If only CMA had actually offered one. CMA suggests that POLST be replaced with surrogate decision making. Indeed, this has been famously and cogently argued in the context of advance directives: focus on appointing and talking with your agent instead of on leaving specific directions in a living will.
But this argument does not work with POLST. First, the treatment decisions are far more informed by the patient’s already known and present circumstances. Second, as a set of medical orders, POLST is immediately implementable precisely because neither the patient nor her surrogate may be reasonable available for consent at the relevant time. Indeed, surrogates (not just patients as with advance directives) complete POLSTs for precisely this reason. Third, a virtual deluge of RCT studies shows that surrogates are frequently and wildly inaccurate when making decisions about life-sustaining treatment. If CMA is worried about the accuracy of POLST, they should be even more worried about the accuracy of surrogates. At the very least, CMA should demonstrate (rather than surmise) that surrogates both could and would make better decisions than POLST for the population for whom POLST is intended.

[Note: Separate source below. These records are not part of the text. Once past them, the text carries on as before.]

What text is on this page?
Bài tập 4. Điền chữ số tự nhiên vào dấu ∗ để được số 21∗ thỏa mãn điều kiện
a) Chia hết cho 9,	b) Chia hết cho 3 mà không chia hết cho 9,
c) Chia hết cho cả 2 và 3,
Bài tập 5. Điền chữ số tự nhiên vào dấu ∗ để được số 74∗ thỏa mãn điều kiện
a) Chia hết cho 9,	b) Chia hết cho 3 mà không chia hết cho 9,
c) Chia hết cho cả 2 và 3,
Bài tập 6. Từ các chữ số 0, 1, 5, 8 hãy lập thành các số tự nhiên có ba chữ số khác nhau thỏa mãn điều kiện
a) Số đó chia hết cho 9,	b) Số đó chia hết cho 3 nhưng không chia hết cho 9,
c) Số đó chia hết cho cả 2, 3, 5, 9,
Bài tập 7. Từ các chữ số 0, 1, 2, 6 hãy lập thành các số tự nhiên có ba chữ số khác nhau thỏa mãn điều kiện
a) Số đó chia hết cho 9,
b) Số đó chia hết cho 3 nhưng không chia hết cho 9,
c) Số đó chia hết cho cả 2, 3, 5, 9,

The Catholic opposition has already slowed the development of POLST in some states like Wisconsin. And its effects could be far more widespread. Catholic health care facilities care for nearly one-sixth of all U.S. hospital patients each year. The 620 Catholic hospitals across the United States make up 13 percent of the nation’s 5000 community hospitals. Plus, there are more than 1400 additional U.S. Catholic long-term and other health care facilities.
POLST is not perfect. But, to paraphrase Winston Churchill, it is better than all the other end-of-life healthcare decisions instruments that have been tried before.